Okay, first of all let's remember the definition of the quotient group. The quotient group consists of all cosets of H in G, with the group operation (aH)(bH) = (ab)H.
In this example, first we have to find H. Well, the element (0,1) has order 2, and so H will have two elements (the other one is the identity), in other words H = {(0,0), (0,1)}.
The definition above, coupled with the enumeration of G which you give, shows that:
(Long form):
G/H = {(0,0)H, (0,1)H, (1,0)H, (1,1)H, (2,0)H, (2,1)H, (3,0)H, (3,1)H}
However some of these cosets are actually equal. To work this out, we use the following result: xH = yH if and only if x is an element of yH.
So, here goes:
(0,0)H = H = {(0,0), (0,1)} = (0,1)H (since (0,1) is an element of (0,0)H)

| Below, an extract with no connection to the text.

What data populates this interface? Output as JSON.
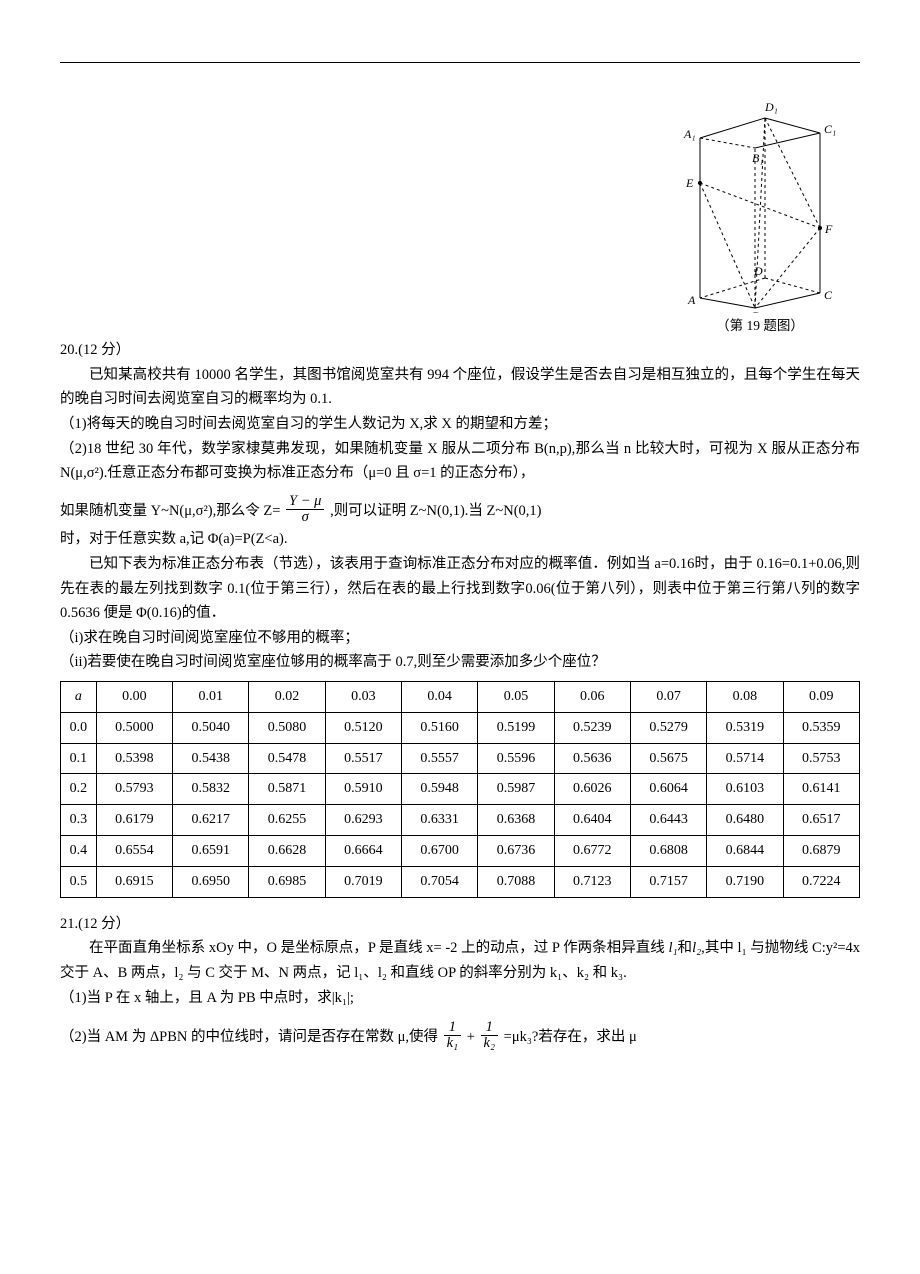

and similarly for the others:
(1,0)H = {(1,0)(0,0), (1,0)(0,1)} = {(1,0), (1,1)} = (1,1)H
(2,0)H = {(2,0)(0,0), (2,0)(0,1)} = {(2,0), (2,1)} = (2,1)H
(3,0)H = {(3,0)(0,0), (3,0)(0,1)} = {(3,0), (3,1)} = (3,1)H
Obviously if we had a much larger group then we could prove the pattern shown above as a general theorem, but it is not really worth it here.

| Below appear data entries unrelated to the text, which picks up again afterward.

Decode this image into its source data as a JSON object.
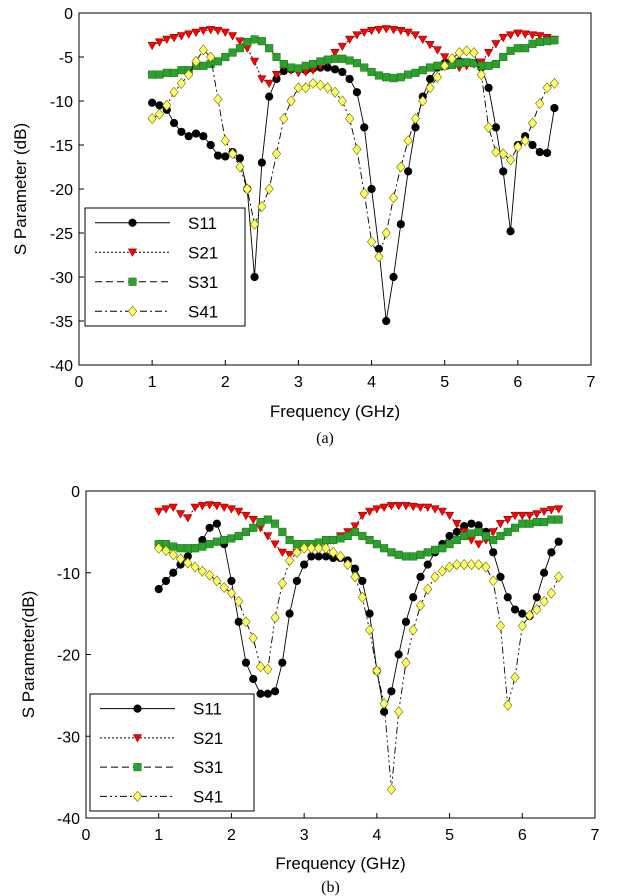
{
  "chart_data": [
    {
      "type": "line",
      "caption": "(a)",
      "xlabel": "Frequency (GHz)",
      "ylabel": "S Parameter (dB)",
      "xlim": [
        0,
        7
      ],
      "ylim": [
        -40,
        0
      ],
      "xticks": [
        "0",
        "1",
        "2",
        "3",
        "4",
        "5",
        "6",
        "7"
      ],
      "yticks": [
        "0",
        "-5",
        "-10",
        "-15",
        "-20",
        "-25",
        "-30",
        "-35",
        "-40"
      ],
      "grid": false,
      "legend_position": "bottom-left",
      "series": [
        {
          "name": "S11",
          "marker": "circle",
          "dash": "",
          "color": "#000000",
          "x": [
            1.0,
            1.1,
            1.2,
            1.3,
            1.4,
            1.5,
            1.6,
            1.7,
            1.8,
            1.9,
            2.0,
            2.1,
            2.2,
            2.3,
            2.4,
            2.5,
            2.6,
            2.7,
            2.8,
            2.9,
            3.0,
            3.1,
            3.2,
            3.3,
            3.4,
            3.5,
            3.6,
            3.7,
            3.8,
            3.9,
            4.0,
            4.1,
            4.2,
            4.3,
            4.4,
            4.5,
            4.6,
            4.7,
            4.8,
            4.9,
            5.0,
            5.1,
            5.2,
            5.3,
            5.4,
            5.5,
            5.6,
            5.7,
            5.8,
            5.9,
            6.0,
            6.1,
            6.2,
            6.3,
            6.4,
            6.5
          ],
          "values": [
            -10.2,
            -10.5,
            -11.0,
            -12.5,
            -13.5,
            -14.0,
            -13.7,
            -14.0,
            -15.0,
            -16.2,
            -16.3,
            -15.8,
            -16.5,
            -20.0,
            -30.0,
            -17.0,
            -9.5,
            -7.5,
            -6.6,
            -6.4,
            -6.4,
            -6.5,
            -6.3,
            -6.2,
            -6.2,
            -6.4,
            -6.7,
            -7.5,
            -9.0,
            -13.0,
            -20.0,
            -26.8,
            -35.0,
            -30.0,
            -24.0,
            -18.0,
            -13.0,
            -9.5,
            -7.5,
            -6.2,
            -5.7,
            -5.5,
            -5.5,
            -5.7,
            -5.7,
            -6.2,
            -8.5,
            -13.0,
            -18.0,
            -24.8,
            -15.0,
            -14.0,
            -15.0,
            -15.8,
            -15.9,
            -10.8
          ]
        },
        {
          "name": "S21",
          "marker": "triangle-down",
          "dash": "2,2",
          "color": "#ff0000",
          "x": [
            1.0,
            1.1,
            1.2,
            1.3,
            1.4,
            1.5,
            1.6,
            1.7,
            1.8,
            1.9,
            2.0,
            2.1,
            2.2,
            2.3,
            2.4,
            2.5,
            2.6,
            2.7,
            2.8,
            2.9,
            3.0,
            3.1,
            3.2,
            3.3,
            3.4,
            3.5,
            3.6,
            3.7,
            3.8,
            3.9,
            4.0,
            4.1,
            4.2,
            4.3,
            4.4,
            4.5,
            4.6,
            4.7,
            4.8,
            4.9,
            5.0,
            5.1,
            5.2,
            5.3,
            5.4,
            5.5,
            5.6,
            5.7,
            5.8,
            5.9,
            6.0,
            6.1,
            6.2,
            6.3,
            6.4,
            6.5
          ],
          "values": [
            -3.7,
            -3.3,
            -3.0,
            -2.8,
            -2.6,
            -2.4,
            -2.2,
            -2.0,
            -1.9,
            -2.0,
            -2.2,
            -2.6,
            -3.2,
            -4.0,
            -5.5,
            -7.5,
            -8.0,
            -7.0,
            -6.0,
            -6.5,
            -6.8,
            -6.7,
            -6.5,
            -6.0,
            -5.5,
            -4.5,
            -3.8,
            -3.0,
            -2.5,
            -2.2,
            -2.0,
            -1.9,
            -1.8,
            -1.9,
            -2.0,
            -2.2,
            -2.5,
            -3.0,
            -3.6,
            -4.2,
            -5.0,
            -5.8,
            -6.2,
            -6.0,
            -5.8,
            -5.6,
            -4.5,
            -3.5,
            -2.8,
            -2.5,
            -2.3,
            -2.4,
            -2.5,
            -2.6,
            -2.8,
            -3.0
          ]
        },
        {
          "name": "S31",
          "marker": "square",
          "dash": "7,4",
          "color": "#2ca02c",
          "x": [
            1.0,
            1.1,
            1.2,
            1.3,
            1.4,
            1.5,
            1.6,
            1.7,
            1.8,
            1.9,
            2.0,
            2.1,
            2.2,
            2.3,
            2.4,
            2.5,
            2.6,
            2.7,
            2.8,
            2.9,
            3.0,
            3.1,
            3.2,
            3.3,
            3.4,
            3.5,
            3.6,
            3.7,
            3.8,
            3.9,
            4.0,
            4.1,
            4.2,
            4.3,
            4.4,
            4.5,
            4.6,
            4.7,
            4.8,
            4.9,
            5.0,
            5.1,
            5.2,
            5.3,
            5.4,
            5.5,
            5.6,
            5.7,
            5.8,
            5.9,
            6.0,
            6.1,
            6.2,
            6.3,
            6.4,
            6.5
          ],
          "values": [
            -7.0,
            -7.0,
            -6.8,
            -6.8,
            -6.5,
            -6.5,
            -6.0,
            -6.0,
            -5.8,
            -5.5,
            -5.0,
            -4.5,
            -4.0,
            -3.3,
            -3.0,
            -3.2,
            -4.0,
            -5.0,
            -5.8,
            -6.2,
            -6.3,
            -6.0,
            -5.8,
            -5.5,
            -5.3,
            -5.2,
            -5.2,
            -5.4,
            -5.7,
            -6.2,
            -6.7,
            -7.1,
            -7.3,
            -7.4,
            -7.3,
            -7.0,
            -6.8,
            -6.5,
            -6.2,
            -6.0,
            -6.0,
            -5.9,
            -5.7,
            -5.6,
            -5.7,
            -6.0,
            -6.0,
            -5.8,
            -5.0,
            -4.3,
            -4.0,
            -4.0,
            -3.5,
            -3.3,
            -3.2,
            -3.1
          ]
        },
        {
          "name": "S41",
          "marker": "diamond",
          "dash": "7,3,2,3",
          "color": "#ffff66",
          "x": [
            1.0,
            1.1,
            1.2,
            1.3,
            1.4,
            1.5,
            1.6,
            1.7,
            1.8,
            1.9,
            2.0,
            2.1,
            2.2,
            2.3,
            2.4,
            2.5,
            2.6,
            2.7,
            2.8,
            2.9,
            3.0,
            3.1,
            3.2,
            3.3,
            3.4,
            3.5,
            3.6,
            3.7,
            3.8,
            3.9,
            4.0,
            4.1,
            4.2,
            4.3,
            4.4,
            4.5,
            4.6,
            4.7,
            4.8,
            4.9,
            5.0,
            5.1,
            5.2,
            5.3,
            5.4,
            5.5,
            5.6,
            5.7,
            5.8,
            5.9,
            6.0,
            6.1,
            6.2,
            6.3,
            6.4,
            6.5
          ],
          "values": [
            -12.0,
            -11.5,
            -10.5,
            -9.0,
            -8.0,
            -7.0,
            -5.5,
            -4.2,
            -5.0,
            -9.8,
            -14.5,
            -16.0,
            -17.5,
            -20.0,
            -24.0,
            -22.0,
            -20.0,
            -16.0,
            -12.0,
            -10.0,
            -8.5,
            -8.5,
            -8.0,
            -8.2,
            -8.5,
            -9.0,
            -10.0,
            -12.0,
            -15.5,
            -20.5,
            -26.0,
            -27.7,
            -25.0,
            -21.0,
            -17.5,
            -14.5,
            -12.0,
            -10.0,
            -8.5,
            -7.3,
            -6.0,
            -5.2,
            -4.5,
            -4.3,
            -4.5,
            -7.0,
            -13.0,
            -15.8,
            -16.0,
            -16.7,
            -15.2,
            -14.5,
            -12.5,
            -10.3,
            -8.5,
            -8.0
          ]
        }
      ]
    },
    {
      "type": "line",
      "caption": "(b)",
      "xlabel": "Frequency (GHz)",
      "ylabel": "S Parameter(dB)",
      "xlim": [
        0,
        7
      ],
      "ylim": [
        -40,
        0
      ],
      "xticks": [
        "0",
        "1",
        "2",
        "3",
        "4",
        "5",
        "6",
        "7"
      ],
      "yticks": [
        "0",
        "-10",
        "-20",
        "-30",
        "-40"
      ],
      "grid": false,
      "legend_position": "bottom-left",
      "series": [
        {
          "name": "S11",
          "marker": "circle",
          "dash": "",
          "color": "#000000",
          "x": [
            1.0,
            1.1,
            1.2,
            1.3,
            1.4,
            1.5,
            1.6,
            1.7,
            1.8,
            1.9,
            2.0,
            2.1,
            2.2,
            2.3,
            2.4,
            2.5,
            2.6,
            2.7,
            2.8,
            2.9,
            3.0,
            3.1,
            3.2,
            3.3,
            3.4,
            3.5,
            3.6,
            3.7,
            3.8,
            3.9,
            4.0,
            4.1,
            4.2,
            4.3,
            4.4,
            4.5,
            4.6,
            4.7,
            4.8,
            4.9,
            5.0,
            5.1,
            5.2,
            5.3,
            5.4,
            5.5,
            5.6,
            5.7,
            5.8,
            5.9,
            6.0,
            6.1,
            6.2,
            6.3,
            6.4,
            6.5
          ],
          "values": [
            -12.0,
            -11.0,
            -10.0,
            -9.0,
            -8.0,
            -7.0,
            -6.0,
            -4.5,
            -4.0,
            -6.5,
            -11.0,
            -16.0,
            -21.0,
            -23.0,
            -24.8,
            -24.8,
            -24.5,
            -21.0,
            -15.0,
            -11.0,
            -9.0,
            -8.0,
            -8.0,
            -8.0,
            -8.2,
            -8.2,
            -8.5,
            -9.5,
            -11.0,
            -15.0,
            -22.0,
            -27.0,
            -24.5,
            -20.0,
            -16.0,
            -13.0,
            -10.5,
            -9.0,
            -7.5,
            -6.5,
            -5.5,
            -5.0,
            -4.3,
            -4.0,
            -4.2,
            -5.0,
            -7.5,
            -10.5,
            -13.0,
            -14.5,
            -15.0,
            -15.3,
            -13.0,
            -10.0,
            -7.5,
            -6.2
          ]
        },
        {
          "name": "S21",
          "marker": "triangle-down",
          "dash": "2,2",
          "color": "#ff0000",
          "x": [
            1.0,
            1.1,
            1.2,
            1.3,
            1.4,
            1.5,
            1.6,
            1.7,
            1.8,
            1.9,
            2.0,
            2.1,
            2.2,
            2.3,
            2.4,
            2.5,
            2.6,
            2.7,
            2.8,
            2.9,
            3.0,
            3.1,
            3.2,
            3.3,
            3.4,
            3.5,
            3.6,
            3.7,
            3.8,
            3.9,
            4.0,
            4.1,
            4.2,
            4.3,
            4.4,
            4.5,
            4.6,
            4.7,
            4.8,
            4.9,
            5.0,
            5.1,
            5.2,
            5.3,
            5.4,
            5.5,
            5.6,
            5.7,
            5.8,
            5.9,
            6.0,
            6.1,
            6.2,
            6.3,
            6.4,
            6.5
          ],
          "values": [
            -2.5,
            -2.2,
            -2.0,
            -2.8,
            -3.3,
            -2.0,
            -1.8,
            -1.7,
            -1.8,
            -2.0,
            -2.2,
            -2.5,
            -3.0,
            -3.5,
            -4.5,
            -5.5,
            -6.5,
            -7.5,
            -7.8,
            -7.5,
            -7.0,
            -6.8,
            -6.5,
            -6.5,
            -6.0,
            -5.5,
            -5.0,
            -4.3,
            -3.0,
            -2.5,
            -2.2,
            -2.0,
            -1.8,
            -1.8,
            -1.8,
            -1.9,
            -2.0,
            -2.0,
            -2.2,
            -2.5,
            -3.0,
            -4.0,
            -5.0,
            -6.0,
            -6.5,
            -6.0,
            -5.0,
            -4.0,
            -3.5,
            -3.0,
            -3.0,
            -3.0,
            -2.8,
            -2.5,
            -2.3,
            -2.2
          ]
        },
        {
          "name": "S31",
          "marker": "square",
          "dash": "7,4",
          "color": "#2ca02c",
          "x": [
            1.0,
            1.1,
            1.2,
            1.3,
            1.4,
            1.5,
            1.6,
            1.7,
            1.8,
            1.9,
            2.0,
            2.1,
            2.2,
            2.3,
            2.4,
            2.5,
            2.6,
            2.7,
            2.8,
            2.9,
            3.0,
            3.1,
            3.2,
            3.3,
            3.4,
            3.5,
            3.6,
            3.7,
            3.8,
            3.9,
            4.0,
            4.1,
            4.2,
            4.3,
            4.4,
            4.5,
            4.6,
            4.7,
            4.8,
            4.9,
            5.0,
            5.1,
            5.2,
            5.3,
            5.4,
            5.5,
            5.6,
            5.7,
            5.8,
            5.9,
            6.0,
            6.1,
            6.2,
            6.3,
            6.4,
            6.5
          ],
          "values": [
            -6.5,
            -6.5,
            -6.8,
            -7.0,
            -7.0,
            -7.0,
            -6.8,
            -6.5,
            -6.2,
            -6.0,
            -5.8,
            -5.5,
            -5.0,
            -4.5,
            -3.8,
            -3.5,
            -4.0,
            -5.0,
            -6.0,
            -6.5,
            -6.5,
            -6.5,
            -6.3,
            -6.0,
            -6.0,
            -5.8,
            -5.5,
            -5.0,
            -5.5,
            -6.0,
            -6.5,
            -7.0,
            -7.5,
            -7.8,
            -8.0,
            -8.0,
            -7.8,
            -7.5,
            -7.2,
            -7.0,
            -6.5,
            -6.0,
            -5.5,
            -5.2,
            -5.0,
            -5.5,
            -6.0,
            -5.5,
            -5.0,
            -4.5,
            -4.0,
            -4.0,
            -3.8,
            -3.8,
            -3.5,
            -3.5
          ]
        },
        {
          "name": "S41",
          "marker": "diamond",
          "dash": "7,3,2,3,2,3",
          "color": "#ffff66",
          "x": [
            1.0,
            1.1,
            1.2,
            1.3,
            1.4,
            1.5,
            1.6,
            1.7,
            1.8,
            1.9,
            2.0,
            2.1,
            2.2,
            2.3,
            2.4,
            2.5,
            2.6,
            2.7,
            2.8,
            2.9,
            3.0,
            3.1,
            3.2,
            3.3,
            3.4,
            3.5,
            3.6,
            3.7,
            3.8,
            3.9,
            4.0,
            4.1,
            4.2,
            4.3,
            4.4,
            4.5,
            4.6,
            4.7,
            4.8,
            4.9,
            5.0,
            5.1,
            5.2,
            5.3,
            5.4,
            5.5,
            5.6,
            5.7,
            5.8,
            5.9,
            6.0,
            6.1,
            6.2,
            6.3,
            6.4,
            6.5
          ],
          "values": [
            -7.0,
            -7.3,
            -7.8,
            -8.3,
            -8.8,
            -9.3,
            -9.8,
            -10.3,
            -11.0,
            -11.8,
            -12.5,
            -13.5,
            -16.0,
            -18.0,
            -21.5,
            -21.8,
            -15.5,
            -11.3,
            -8.5,
            -7.5,
            -7.0,
            -7.0,
            -7.0,
            -7.0,
            -7.5,
            -8.0,
            -9.0,
            -10.5,
            -13.0,
            -17.0,
            -22.0,
            -26.0,
            -36.5,
            -27.0,
            -21.0,
            -17.0,
            -14.0,
            -12.0,
            -10.5,
            -9.8,
            -9.3,
            -9.0,
            -9.0,
            -9.0,
            -9.0,
            -9.3,
            -11.0,
            -16.5,
            -26.2,
            -22.8,
            -16.5,
            -15.2,
            -14.5,
            -13.5,
            -12.5,
            -10.5
          ]
        }
      ]
    }
  ]
}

Now, when we list the elements of G/H, we only need to take a representative for each coset as the coset leader. For example, we could just take all of the elements at the left-hand sides of the equations above.
So in summary:
G/H = {(0,0)H, (1,0)H, (2,0)H, (3,0)H} with the operation (aH)(bH) = (ab)H.